The bottom line? The best changes of this kind never come from an army of planners bent on behavior modification. They come from personal choices and grassroot efforts. No amount of zoning and "issue" wonkery is going to make a meaningful change (though you'll find proponents quick to take full credit for any change).
And "living green"? For another example of the cognitive dissonance that entails, see this recent story:
http://www.oregonlive.com/environment/index.ssf/2009/11/misery_manor_offers_super_effi.html
And here's a question to ask about a recent food topic: Does the food cart craze reinforce use of local food, or does it reinforce globalization of food and tourism? Think about it.
Posted by ecohuman | November 28, 2009 8:51 AM
I agree with you, ecohuman that the best changes come from grassroots and personal efforts. Is seems that Portland "planning efforts since the 80s have created considerable contradictions: the genuine spontaneous creativity found in NW Portland with it artist's lofts and affordable lunch spots, for example, has been replaced by the contrived"creative class" .
But planning is supposed to be a process that applies logic to any system, so that uncertainty can be contained, and I do think that food systems can be analyzed, so that we can understand local conditions that you describe very well and then design programs and strategies from there.
Posted by Cynthia | November 28, 2009 12:38 PM
And regarding food carts, I am OK with the ambiguity.
Posted by Cynthia | November 28, 2009 12:39 PM
But planning is supposed to be a process that applies logic to any system, so that uncertainty can be contained
Actually, that's not what planning is at all. But, I can understand why it seems that way--it's often presented as a rational, "logical" process.
Like, say, the logical South Waterfront development planning. Or the rational planning for the Tram, or the logical planning of a new I-5 bridge. Or the logical planning of the recent "Visioning" process.
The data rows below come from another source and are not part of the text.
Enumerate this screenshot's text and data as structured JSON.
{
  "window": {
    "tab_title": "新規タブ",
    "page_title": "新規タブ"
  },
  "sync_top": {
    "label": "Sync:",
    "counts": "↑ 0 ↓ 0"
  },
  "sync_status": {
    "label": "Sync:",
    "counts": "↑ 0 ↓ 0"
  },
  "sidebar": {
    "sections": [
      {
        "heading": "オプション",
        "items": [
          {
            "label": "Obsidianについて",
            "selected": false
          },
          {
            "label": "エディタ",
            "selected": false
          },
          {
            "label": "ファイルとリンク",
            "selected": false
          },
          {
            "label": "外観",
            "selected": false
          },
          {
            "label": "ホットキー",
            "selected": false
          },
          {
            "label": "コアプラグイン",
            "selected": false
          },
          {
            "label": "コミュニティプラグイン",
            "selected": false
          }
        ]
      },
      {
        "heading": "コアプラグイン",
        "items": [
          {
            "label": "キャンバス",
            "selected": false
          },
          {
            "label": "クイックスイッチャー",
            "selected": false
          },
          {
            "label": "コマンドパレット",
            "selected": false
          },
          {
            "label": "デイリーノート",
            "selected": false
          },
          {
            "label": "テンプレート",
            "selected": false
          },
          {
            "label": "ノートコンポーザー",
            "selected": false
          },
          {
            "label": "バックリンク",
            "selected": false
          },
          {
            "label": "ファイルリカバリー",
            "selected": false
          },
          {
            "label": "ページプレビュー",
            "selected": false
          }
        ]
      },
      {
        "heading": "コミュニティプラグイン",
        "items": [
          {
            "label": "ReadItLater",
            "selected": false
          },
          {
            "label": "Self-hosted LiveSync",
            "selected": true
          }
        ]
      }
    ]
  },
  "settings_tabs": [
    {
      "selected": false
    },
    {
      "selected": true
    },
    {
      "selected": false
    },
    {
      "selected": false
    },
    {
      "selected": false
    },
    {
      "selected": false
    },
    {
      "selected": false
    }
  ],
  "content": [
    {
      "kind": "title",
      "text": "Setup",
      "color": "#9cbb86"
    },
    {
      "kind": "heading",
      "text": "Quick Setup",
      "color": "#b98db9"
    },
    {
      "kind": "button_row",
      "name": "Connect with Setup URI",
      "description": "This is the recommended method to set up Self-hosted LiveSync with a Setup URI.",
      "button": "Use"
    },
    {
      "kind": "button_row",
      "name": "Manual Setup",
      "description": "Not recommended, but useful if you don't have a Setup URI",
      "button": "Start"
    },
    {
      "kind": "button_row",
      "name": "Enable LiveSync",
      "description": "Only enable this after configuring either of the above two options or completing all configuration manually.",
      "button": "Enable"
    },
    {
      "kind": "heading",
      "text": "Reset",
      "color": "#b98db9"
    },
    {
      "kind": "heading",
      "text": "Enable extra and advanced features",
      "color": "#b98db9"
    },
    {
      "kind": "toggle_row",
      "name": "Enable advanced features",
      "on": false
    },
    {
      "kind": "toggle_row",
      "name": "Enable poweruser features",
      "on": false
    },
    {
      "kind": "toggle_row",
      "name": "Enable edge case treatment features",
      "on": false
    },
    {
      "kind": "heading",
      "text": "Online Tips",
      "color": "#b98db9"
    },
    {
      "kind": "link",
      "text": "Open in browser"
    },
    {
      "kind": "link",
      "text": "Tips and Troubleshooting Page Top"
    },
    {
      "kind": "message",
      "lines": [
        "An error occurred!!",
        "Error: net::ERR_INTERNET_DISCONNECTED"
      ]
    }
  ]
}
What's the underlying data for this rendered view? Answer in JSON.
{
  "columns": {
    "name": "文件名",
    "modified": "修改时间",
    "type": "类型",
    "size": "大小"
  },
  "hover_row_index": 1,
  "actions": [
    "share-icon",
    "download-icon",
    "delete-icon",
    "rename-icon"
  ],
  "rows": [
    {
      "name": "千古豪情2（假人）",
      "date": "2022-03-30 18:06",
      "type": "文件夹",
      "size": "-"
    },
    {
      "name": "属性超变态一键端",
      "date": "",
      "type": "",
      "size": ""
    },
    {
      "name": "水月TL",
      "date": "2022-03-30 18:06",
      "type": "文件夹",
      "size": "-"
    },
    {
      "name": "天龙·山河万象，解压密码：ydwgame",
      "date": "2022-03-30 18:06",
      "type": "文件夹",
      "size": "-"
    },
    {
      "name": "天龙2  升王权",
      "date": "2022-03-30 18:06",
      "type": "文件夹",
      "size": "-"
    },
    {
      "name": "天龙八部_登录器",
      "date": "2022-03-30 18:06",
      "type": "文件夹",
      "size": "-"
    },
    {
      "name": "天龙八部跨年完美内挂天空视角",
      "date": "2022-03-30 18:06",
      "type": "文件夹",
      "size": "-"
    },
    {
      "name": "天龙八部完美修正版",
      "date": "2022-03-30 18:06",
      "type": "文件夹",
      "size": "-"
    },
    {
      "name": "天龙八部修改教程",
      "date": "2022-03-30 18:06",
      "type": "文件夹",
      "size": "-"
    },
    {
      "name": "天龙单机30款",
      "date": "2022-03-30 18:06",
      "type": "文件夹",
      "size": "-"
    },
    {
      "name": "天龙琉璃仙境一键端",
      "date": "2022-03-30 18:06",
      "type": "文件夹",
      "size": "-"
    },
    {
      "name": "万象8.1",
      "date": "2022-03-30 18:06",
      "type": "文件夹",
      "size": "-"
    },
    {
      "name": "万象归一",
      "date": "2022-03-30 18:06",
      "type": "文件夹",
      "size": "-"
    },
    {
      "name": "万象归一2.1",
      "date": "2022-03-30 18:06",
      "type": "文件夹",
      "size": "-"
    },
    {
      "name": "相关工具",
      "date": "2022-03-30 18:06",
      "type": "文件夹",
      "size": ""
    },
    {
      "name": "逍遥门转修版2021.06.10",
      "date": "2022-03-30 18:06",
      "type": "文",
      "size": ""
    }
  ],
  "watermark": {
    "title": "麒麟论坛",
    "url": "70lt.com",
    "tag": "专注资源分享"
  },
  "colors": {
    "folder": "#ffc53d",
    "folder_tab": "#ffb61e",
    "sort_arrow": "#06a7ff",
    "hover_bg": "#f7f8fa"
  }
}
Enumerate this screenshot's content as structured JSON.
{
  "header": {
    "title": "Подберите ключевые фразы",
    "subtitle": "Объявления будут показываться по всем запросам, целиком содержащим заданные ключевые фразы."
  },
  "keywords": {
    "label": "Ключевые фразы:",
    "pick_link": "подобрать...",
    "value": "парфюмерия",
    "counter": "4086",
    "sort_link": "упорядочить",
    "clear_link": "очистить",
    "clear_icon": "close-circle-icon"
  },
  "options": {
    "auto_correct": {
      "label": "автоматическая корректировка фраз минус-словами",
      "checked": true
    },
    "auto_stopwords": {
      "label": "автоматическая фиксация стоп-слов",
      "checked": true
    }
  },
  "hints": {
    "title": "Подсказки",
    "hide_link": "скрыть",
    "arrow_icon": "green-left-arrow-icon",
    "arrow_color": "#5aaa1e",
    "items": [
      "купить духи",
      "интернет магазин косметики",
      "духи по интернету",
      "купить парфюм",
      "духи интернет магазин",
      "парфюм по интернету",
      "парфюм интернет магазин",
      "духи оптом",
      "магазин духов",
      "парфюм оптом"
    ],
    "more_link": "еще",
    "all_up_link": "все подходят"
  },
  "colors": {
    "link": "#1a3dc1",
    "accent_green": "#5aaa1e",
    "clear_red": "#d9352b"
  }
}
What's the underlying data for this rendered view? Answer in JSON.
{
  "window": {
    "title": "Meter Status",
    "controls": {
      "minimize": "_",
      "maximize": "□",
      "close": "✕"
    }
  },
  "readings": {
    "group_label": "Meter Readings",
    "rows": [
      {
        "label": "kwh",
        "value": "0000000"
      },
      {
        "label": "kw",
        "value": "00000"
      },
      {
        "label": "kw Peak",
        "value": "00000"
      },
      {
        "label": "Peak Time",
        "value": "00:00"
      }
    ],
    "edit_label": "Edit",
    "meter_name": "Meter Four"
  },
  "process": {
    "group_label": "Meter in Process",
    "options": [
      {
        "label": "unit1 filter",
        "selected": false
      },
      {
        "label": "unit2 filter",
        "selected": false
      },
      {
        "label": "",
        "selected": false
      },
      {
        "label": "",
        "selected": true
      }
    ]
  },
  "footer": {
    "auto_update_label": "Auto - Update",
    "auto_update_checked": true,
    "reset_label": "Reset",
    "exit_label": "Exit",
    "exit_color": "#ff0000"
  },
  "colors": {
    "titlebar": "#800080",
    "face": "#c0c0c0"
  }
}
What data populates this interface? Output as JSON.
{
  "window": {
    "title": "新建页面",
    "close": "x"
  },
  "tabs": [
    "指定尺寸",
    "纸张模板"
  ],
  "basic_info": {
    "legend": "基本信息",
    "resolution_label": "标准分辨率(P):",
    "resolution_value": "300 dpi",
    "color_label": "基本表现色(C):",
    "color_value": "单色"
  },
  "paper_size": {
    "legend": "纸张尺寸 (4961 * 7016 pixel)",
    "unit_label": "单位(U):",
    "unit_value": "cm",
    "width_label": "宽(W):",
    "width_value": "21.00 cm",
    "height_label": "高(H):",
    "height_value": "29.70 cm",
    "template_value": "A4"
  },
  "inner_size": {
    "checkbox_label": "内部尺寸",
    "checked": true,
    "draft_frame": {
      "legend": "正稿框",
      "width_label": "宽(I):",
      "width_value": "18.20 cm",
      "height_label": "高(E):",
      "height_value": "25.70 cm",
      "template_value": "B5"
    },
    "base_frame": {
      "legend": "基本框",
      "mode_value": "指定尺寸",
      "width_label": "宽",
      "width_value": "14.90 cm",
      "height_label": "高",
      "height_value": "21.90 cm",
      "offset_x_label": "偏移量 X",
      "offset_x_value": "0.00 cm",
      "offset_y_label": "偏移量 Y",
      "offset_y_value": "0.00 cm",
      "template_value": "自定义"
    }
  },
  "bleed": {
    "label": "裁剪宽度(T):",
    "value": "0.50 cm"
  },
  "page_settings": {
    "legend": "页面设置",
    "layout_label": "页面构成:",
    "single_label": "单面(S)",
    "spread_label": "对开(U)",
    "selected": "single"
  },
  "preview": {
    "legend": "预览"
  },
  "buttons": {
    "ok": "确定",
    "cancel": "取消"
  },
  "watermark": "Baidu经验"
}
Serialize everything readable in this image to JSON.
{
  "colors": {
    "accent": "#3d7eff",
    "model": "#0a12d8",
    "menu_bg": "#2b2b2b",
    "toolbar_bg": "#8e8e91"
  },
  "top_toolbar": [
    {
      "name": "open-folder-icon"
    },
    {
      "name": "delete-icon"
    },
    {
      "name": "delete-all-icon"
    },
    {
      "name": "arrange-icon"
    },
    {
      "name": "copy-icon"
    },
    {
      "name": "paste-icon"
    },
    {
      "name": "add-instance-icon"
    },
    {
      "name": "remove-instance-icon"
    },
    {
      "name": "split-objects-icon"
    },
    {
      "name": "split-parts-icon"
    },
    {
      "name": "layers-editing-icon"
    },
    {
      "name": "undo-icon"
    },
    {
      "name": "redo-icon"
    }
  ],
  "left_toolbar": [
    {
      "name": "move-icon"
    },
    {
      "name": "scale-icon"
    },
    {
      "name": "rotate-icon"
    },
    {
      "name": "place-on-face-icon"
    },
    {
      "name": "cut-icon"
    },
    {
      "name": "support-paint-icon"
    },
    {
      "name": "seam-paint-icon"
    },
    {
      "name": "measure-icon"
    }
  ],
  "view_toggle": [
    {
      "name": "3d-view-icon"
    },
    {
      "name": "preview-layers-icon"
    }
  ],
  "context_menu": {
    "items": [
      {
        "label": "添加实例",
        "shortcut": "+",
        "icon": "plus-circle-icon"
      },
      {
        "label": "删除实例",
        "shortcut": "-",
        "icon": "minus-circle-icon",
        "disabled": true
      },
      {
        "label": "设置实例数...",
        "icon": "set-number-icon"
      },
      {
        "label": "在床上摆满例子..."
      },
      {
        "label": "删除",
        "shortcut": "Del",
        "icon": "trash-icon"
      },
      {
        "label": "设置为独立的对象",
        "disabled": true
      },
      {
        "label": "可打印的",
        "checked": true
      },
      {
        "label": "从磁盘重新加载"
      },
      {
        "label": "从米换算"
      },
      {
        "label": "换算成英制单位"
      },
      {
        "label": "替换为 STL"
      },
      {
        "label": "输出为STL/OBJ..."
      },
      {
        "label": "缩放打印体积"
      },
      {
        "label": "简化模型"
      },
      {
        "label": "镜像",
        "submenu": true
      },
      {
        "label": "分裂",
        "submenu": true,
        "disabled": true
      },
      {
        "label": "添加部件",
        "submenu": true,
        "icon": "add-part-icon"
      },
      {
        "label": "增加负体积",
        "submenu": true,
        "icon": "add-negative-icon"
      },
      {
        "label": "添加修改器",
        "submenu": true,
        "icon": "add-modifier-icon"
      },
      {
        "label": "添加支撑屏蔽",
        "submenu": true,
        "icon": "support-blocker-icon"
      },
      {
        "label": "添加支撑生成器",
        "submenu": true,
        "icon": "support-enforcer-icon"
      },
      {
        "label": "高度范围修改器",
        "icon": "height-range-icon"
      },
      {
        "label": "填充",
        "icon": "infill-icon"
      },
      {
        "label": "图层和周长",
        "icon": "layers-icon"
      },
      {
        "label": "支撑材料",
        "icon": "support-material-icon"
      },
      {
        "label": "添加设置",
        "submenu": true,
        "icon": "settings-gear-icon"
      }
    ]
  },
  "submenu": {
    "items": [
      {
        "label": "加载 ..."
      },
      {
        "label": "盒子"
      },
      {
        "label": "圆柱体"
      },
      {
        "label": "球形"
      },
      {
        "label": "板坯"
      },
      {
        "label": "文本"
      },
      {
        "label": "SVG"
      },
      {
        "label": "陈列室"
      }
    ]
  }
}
Or the rational planning of...you get the picture.
"Strategic" plans like the Portland Plan are the most spectacular example; by their nature they're not rational or logical at all--they're "goals" so generic that it's hard to disagree: access to food? Yeah. Clean air? Of course. Jobs? Yes indeed. Better way of life? Er...sure, yeah, I want everything better!
The beauty of it all is, Portland's called a "planning mecca" without much critical thought (or criticism) of why that's somehow a "good" thing. The best things about the area and the city had nothing to do with planning. That old story about the freeway planned to pass through SE Portland decades ago? Planners didn't prevent it from getting built--planners *planned* it!
And so on. If folks could learn nothing about planning, I'd say this: we need a large and healthy dose of humility when racing forward with "plans" for making a place "better"--because in fact, urban planners spend most of their time undoing the mistakes, arrogance and hubris of those that came before them.